TikTok CEO Shou Zi Chew appeared before a U.S. House Committee for about five hour on Thursday and lawmakers from both parties grilled him about national security and other concerns involving the app, which has 150 million American users.
In Thursday’s hearing, the TikTok CEO was asked if of the app, has spied on Americans at Beijing’s request. Chew answered, “No.”
Republican Representative Neal Dunn then referenced the company’s disclosure in December that some China-based employees at ByteDance improperly accessed TikTok user data of two journalists and were no longer employed by the company. He repeated his question about whether ByteDance was spying.
“I don’t think that spying is the right way to describe it,” Chew said. He went on to describe the reports as involving an “internal investigation” before being cut off.
McCarthy, a Republican, said in a tweet on Sunday, “It’s very concerning that the CEO of TikTok can’t be honest and admit what we already know to be true — China has access to TikTok user data.”
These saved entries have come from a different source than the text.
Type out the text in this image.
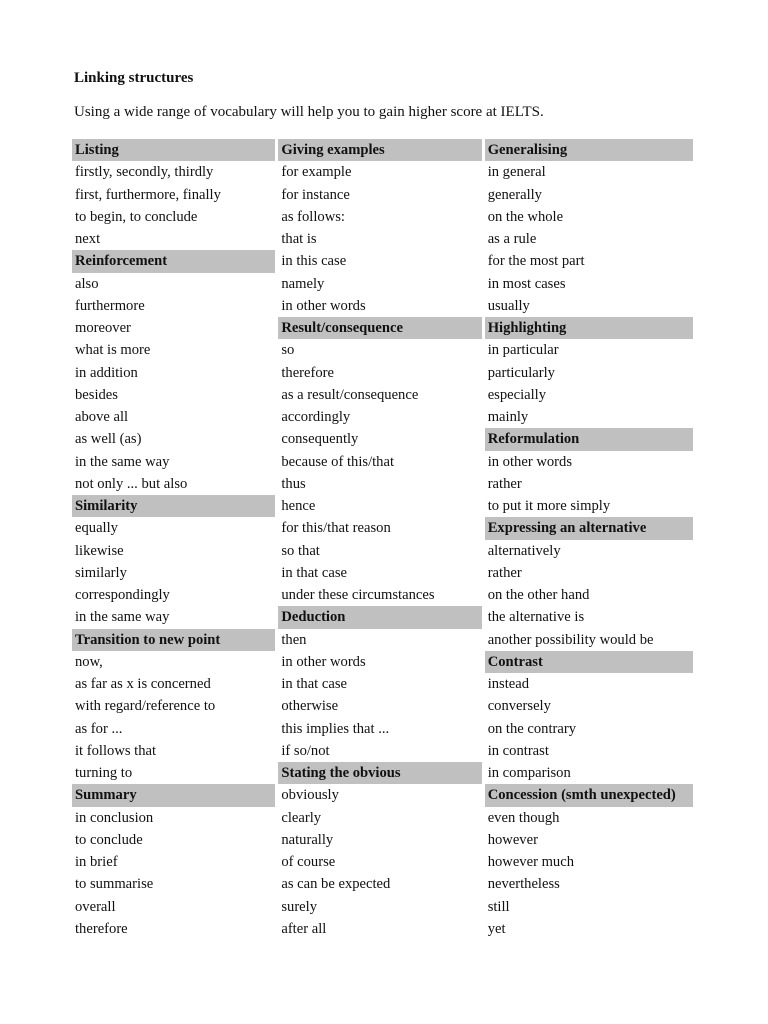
Linking structures

Using a wide range of vocabulary will help you to gain higher score at IELTS.

Listing
firstly, secondly, thirdly
first, furthermore, finally
to begin, to conclude
next
Reinforcement
also
furthermore
moreover
what is more
in addition
besides
above all
as well (as)
in the same way
not only ... but also
Similarity
equally
likewise
similarly
correspondingly
in the same way
Transition to new point
now,
as far as x is concerned
with regard/reference to
as for ...
it follows that
turning to
Summary
in conclusion
to conclude
in brief
to summarise
overall
therefore
Giving examples
for example
for instance
as follows:
that is
in this case
namely
in other words
Result/consequence
so
therefore
as a result/consequence
accordingly
consequently
because of this/that
thus
hence
for this/that reason
so that
in that case
under these circumstances
Deduction
then
in other words
in that case
otherwise
this implies that ...
if so/not
Stating the obvious
obviously
clearly
naturally
of course
as can be expected
surely
after all
Generalising
in general
generally
on the whole
as a rule
for the most part
in most cases
usually
Highlighting
in particular
particularly
especially
mainly
Reformulation
in other words
rather
to put it more simply
Expressing an alternative
alternatively
rather
on the other hand
the alternative is
another possibility would be
Contrast
instead
conversely
on the contrary
in contrast
in comparison
Concession (smth unexpected)
even though
however
however much
nevertheless
still
yet
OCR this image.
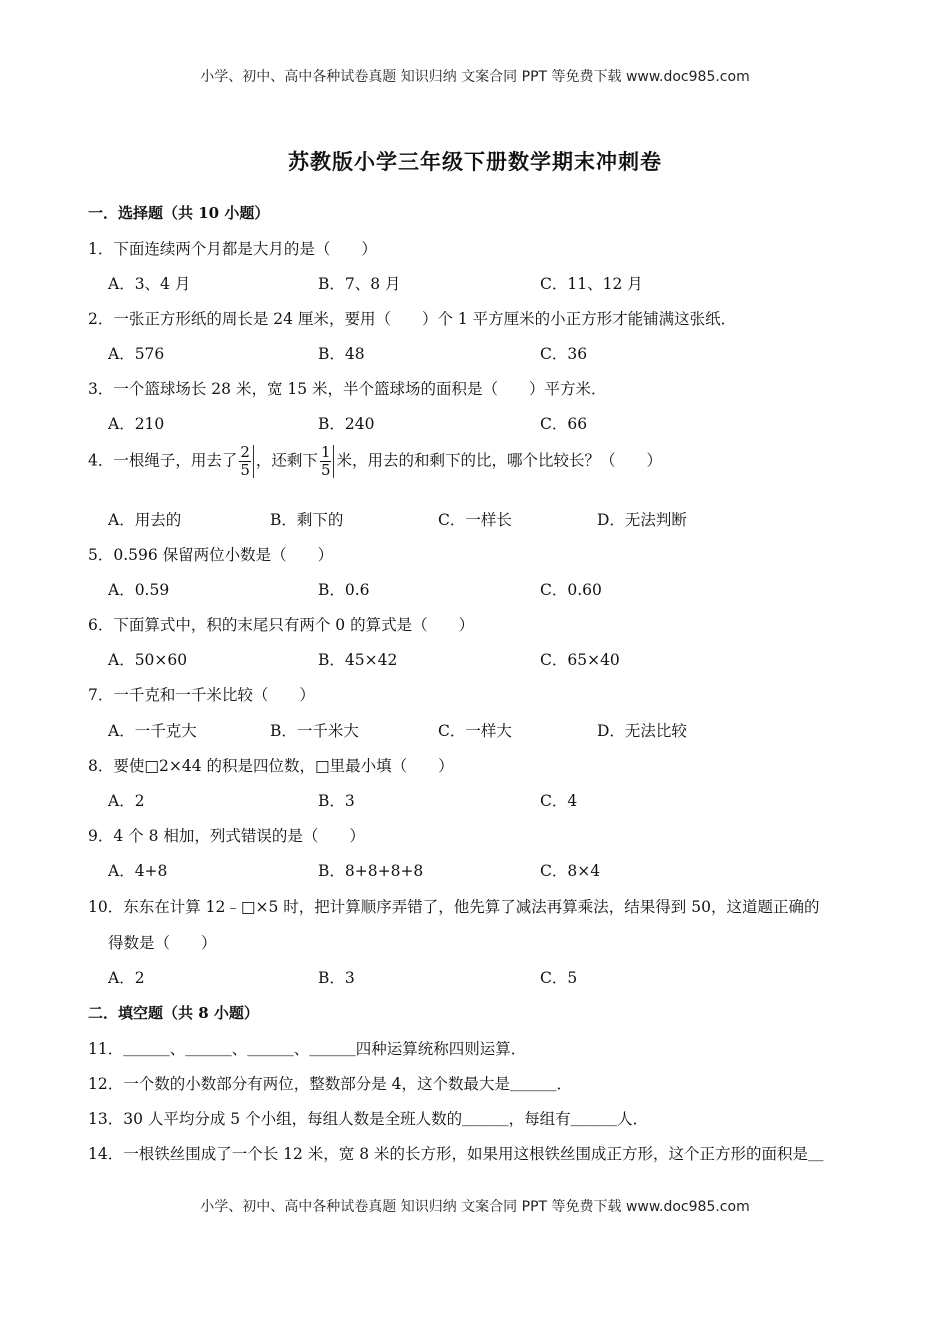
小学、初中、高中各种试卷真题 知识归纳 文案合同 PPT 等免费下载 www.doc985.com
苏教版小学三年级下册数学期末冲刺卷
一．选择题（共 10 小题）
1．下面连续两个月都是大月的是（　　）
A．3、4 月	B．7、8 月	C．11、12 月
2．一张正方形纸的周长是 24 厘米，要用（　　）个 1 平方厘米的小正方形才能铺满这张纸．
A．576	B．48	C．36
3．一个篮球场长 28 米，宽 15 米，半个篮球场的面积是（　　）平方米．
A．210	B．240	C．66
4．一根绳子，用去了 $\frac{2}{5}$ ，还剩下 $\frac{1}{5}$ 米，用去的和剩下的比，哪个比较长？（　　）
A．用去的	B．剩下的	C．一样长	D．无法判断
5．0.596 保留两位小数是（　　）
A．0.59	B．0.6	C．0.60
6．下面算式中，积的末尾只有两个 0 的算式是（　　）
A．50×60	B．45×42	C．65×40
7．一千克和一千米比较（　　）
A．一千克大	B．一千米大	C．一样大	D．无法比较
8．要使□2×44 的积是四位数，□里最小填（　　）
A．2	B．3	C．4
9．4 个 8 相加，列式错误的是（　　）
A．4+8	B．8+8+8+8	C．8×4
10．东东在计算 12﹣□×5 时，把计算顺序弄错了，他先算了减法再算乘法，结果得到 50，这道题正确的
得数是（　　）
A．2	B．3	C．5
二．填空题（共 8 小题）
11．＿＿＿、＿＿＿、＿＿＿、＿＿＿四种运算统称四则运算．
12．一个数的小数部分有两位，整数部分是 4，这个数最大是＿＿＿．
13．30 人平均分成 5 个小组，每组人数是全班人数的＿＿＿，每组有＿＿＿人．
14．一根铁丝围成了一个长 12 米，宽 8 米的长方形，如果用这根铁丝围成正方形，这个正方形的面积是＿
小学、初中、高中各种试卷真题 知识归纳 文案合同 PPT 等免费下载 www.doc985.com
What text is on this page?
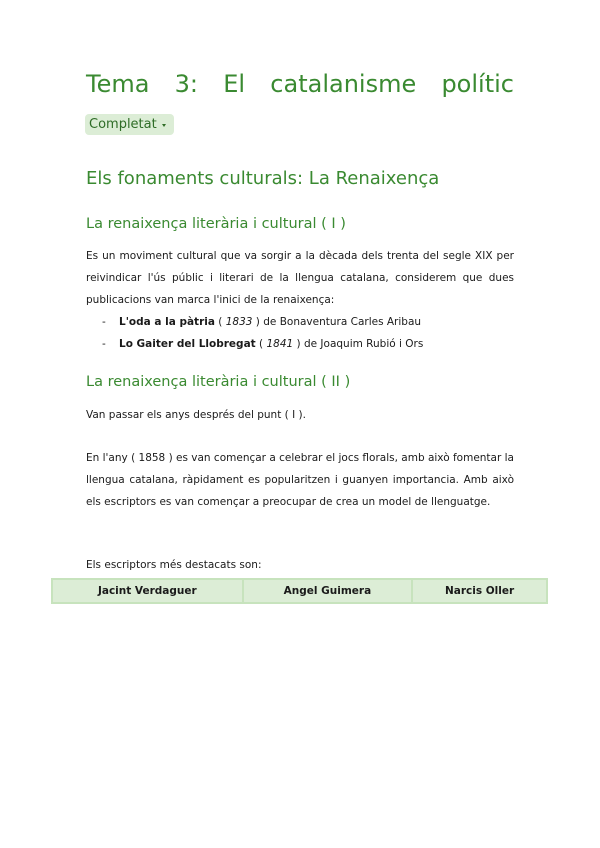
Tema 3: El catalanisme polític
Completat
Els fonaments culturals: La Renaixença
La renaixença literària i cultural ( I )

Es un moviment cultural que va sorgir a la dècada dels trenta del segle XIX per reivindicar l'ús públic i literari de la llengua catalana, considerem que dues publicacions van marca l'inici de la renaixença:

- L'oda a la pàtria ( 1833 ) de Bonaventura Carles Aribau
- Lo Gaiter del Llobregat ( 1841 ) de Joaquim Rubió i Ors
La renaixença literària i cultural ( II )

Van passar els anys després del punt ( I ).

En l'any ( 1858 ) es van començar a celebrar el jocs florals, amb això fomentar la llengua catalana, ràpidament es popularitzen i guanyen importancia. Amb això els escriptors es van començar a preocupar de crea un model de llenguatge.

Els escriptors més destacats son:

Jacint Verdaguer	Angel Guimera	Narcis Oller
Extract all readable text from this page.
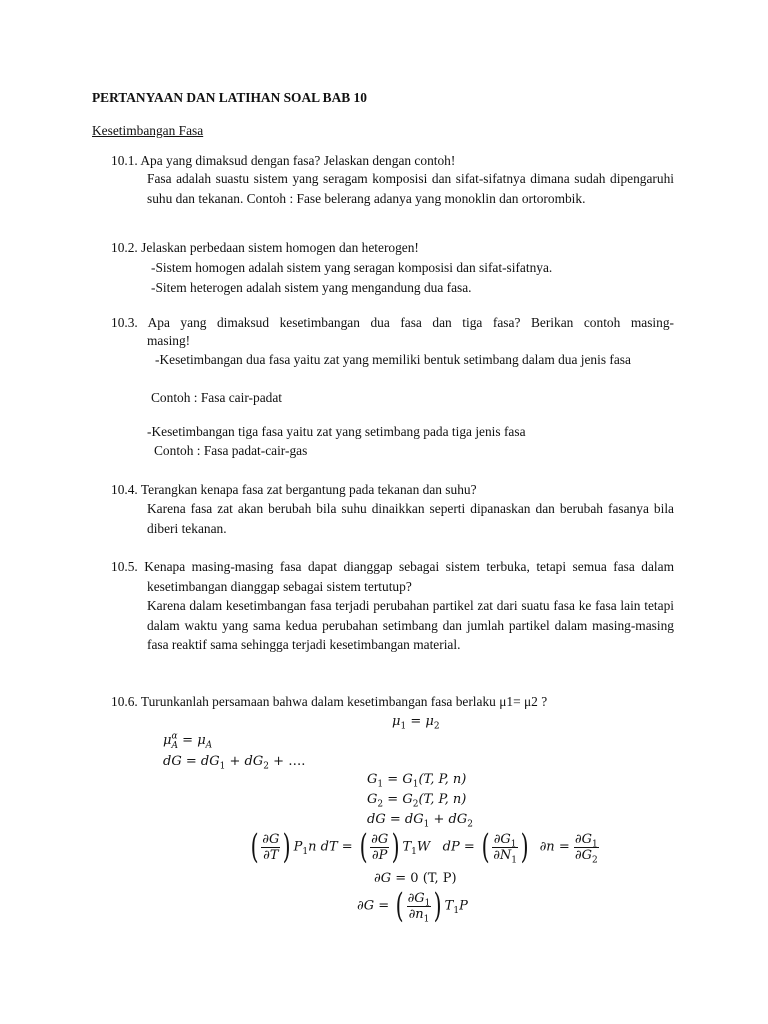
PERTANYAAN DAN LATIHAN SOAL BAB 10
Kesetimbangan Fasa
10.1. Apa yang dimaksud dengan fasa? Jelaskan dengan contoh!
Fasa adalah suastu sistem yang seragam komposisi dan sifat-sifatnya dimana sudah dipengaruhi suhu dan tekanan. Contoh : Fase belerang adanya yang monoklin dan ortorombik.
10.2. Jelaskan perbedaan sistem homogen dan heterogen!
-Sistem homogen adalah sistem yang seragan komposisi dan sifat-sifatnya.
-Sitem heterogen adalah sistem yang mengandung dua fasa.
10.3. Apa yang dimaksud kesetimbangan dua fasa dan tiga fasa? Berikan contoh masing-
masing!
-Kesetimbangan dua fasa yaitu zat yang memiliki bentuk setimbang dalam dua jenis fasa
Contoh : Fasa cair-padat
-Kesetimbangan tiga fasa yaitu zat yang setimbang pada tiga jenis fasa
Contoh : Fasa padat-cair-gas
10.4. Terangkan kenapa fasa zat bergantung pada tekanan dan suhu?
Karena fasa zat akan berubah bila suhu dinaikkan seperti dipanaskan dan berubah fasanya bila diberi tekanan.
10.5. Kenapa masing-masing fasa dapat dianggap sebagai sistem terbuka, tetapi semua fasa dalam kesetimbangan dianggap sebagai sistem tertutup?
Karena dalam kesetimbangan fasa terjadi perubahan partikel zat dari suatu fasa ke fasa lain tetapi dalam waktu yang sama kedua perubahan setimbang dan jumlah partikel dalam masing-masing fasa reaktif sama sehingga terjadi kesetimbangan material.
10.6. Turunkanlah persamaan bahwa dalam kesetimbangan fasa berlaku μ1= μ2 ?
$\mu_1 = \mu_2$
$\mu^\alpha_A = \mu_A$
dG = $dG_1 + dG_2$ + ….
$G_1 = G_1(T$, P, n)
$G_2 = G_2(T$, P, n)
dG = $dG_1 + dG_2$
( $\frac{\partial G}{\partial T}$ ) $P_1n$ dT = ( $\frac{\partial G}{\partial P}$ ) $T_1W$ dP = ( $\frac{\partial G_1}{\partial N_1}$ ) $\partial n = \frac{\partial G_1}{\partial G_2}$
∂G = 0 (T, P)
∂G = ( $\frac{\partial G_1}{\partial n_1}$ ) $T_1P$
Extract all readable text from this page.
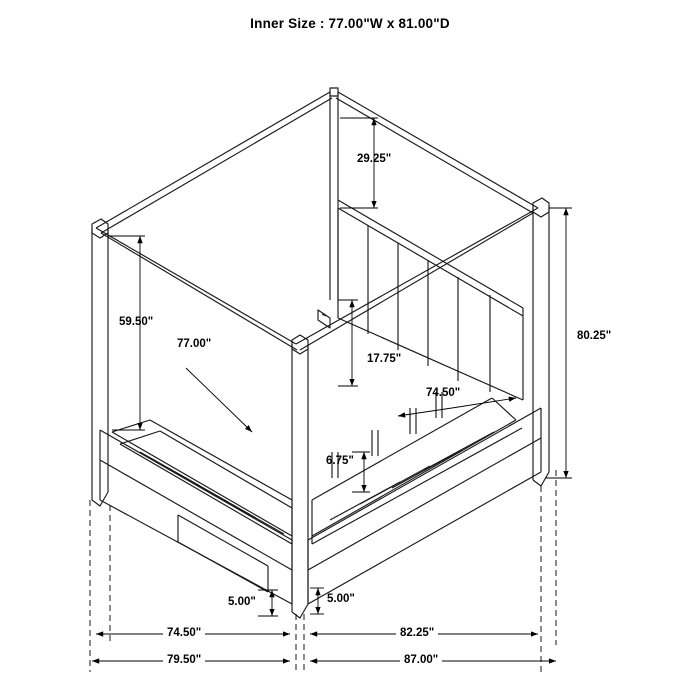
Inner Size : 77.00"W x 81.00"D
29.25"
80.25"
59.50"
77.00"
17.75"
74.50"
6.75"
5.00"	5.00"
74.50"	82.25"
79.50"	87.00"
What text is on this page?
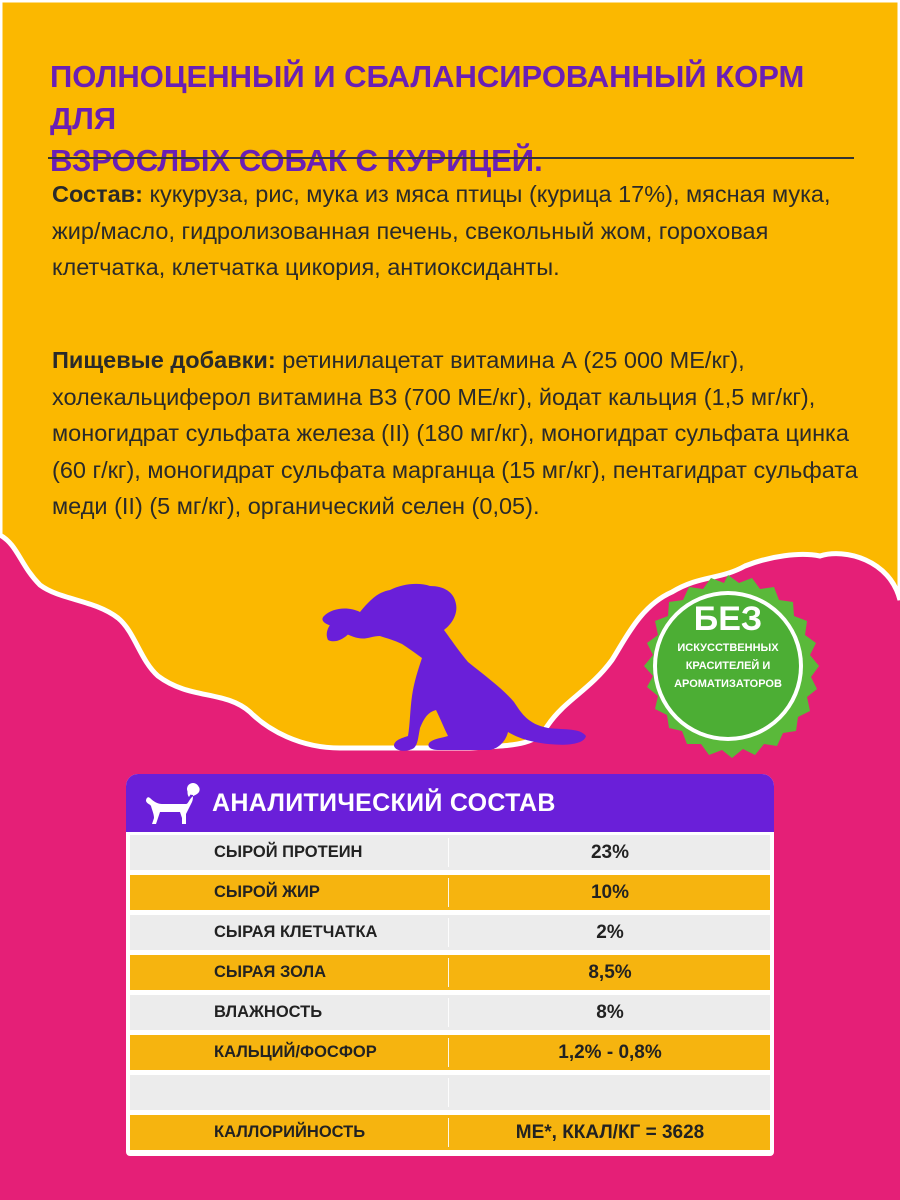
ПОЛНОЦЕННЫЙ И СБАЛАНСИРОВАННЫЙ КОРМ ДЛЯ
ВЗРОСЛЫХ СОБАК С КУРИЦЕЙ.

Состав: кукуруза, рис, мука из мяса птицы (курица 17%), мясная мука, жир/масло, гидролизованная печень, свекольный жом, гороховая клетчатка, клетчатка цикория, антиоксиданты.

Пищевые добавки: ретинилацетат витамина А (25 000 МЕ/кг), холекальциферол витамина В3 (700 МЕ/кг), йодат кальция (1,5 мг/кг), моногидрат сульфата железа (II) (180 мг/кг), моногидрат сульфата цинка (60 г/кг), моногидрат сульфата марганца (15 мг/кг), пентагидрат сульфата меди (II) (5 мг/кг), органический селен (0,05).

БЕЗ
ИСКУССТВЕННЫХ
КРАСИТЕЛЕЙ И
АРОМАТИЗАТОРОВ
АНАЛИТИЧЕСКИЙ СОСТАВ
СЫРОЙ ПРОТЕИН	23%
СЫРОЙ ЖИР	10%
СЫРАЯ КЛЕТЧАТКА	2%
СЫРАЯ ЗОЛА	8,5%
ВЛАЖНОСТЬ	8%
КАЛЬЦИЙ/ФОСФОР	1,2% - 0,8%
КАЛЛОРИЙНОСТЬ	МЕ*, ККАЛ/КГ = 3628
The company says it has spent more than $1.5 billion on data security efforts under the name “Project Texas” which currently has nearly 1,500 full-time employees and is contracted with Oracle Corp ORCL.N to store TikTok’s U.S. user data.
Rather than appease lawmakers’ concerns, Chew’s appearance before Congress on Thursday “actually increased the likelihood that Congress will take some action,” Representative Mike Gallagher of Wisconsin, the Republican chairman of the House Select Committee on the Chinese Communist Party, told ABC News on Sunday.
Former U.S. President Donald Trump lost a series of court rulings in 2020 when he sought to ban TikTok and another Chinese-owned app, WeChat, a unit of Tencent 0700.HK.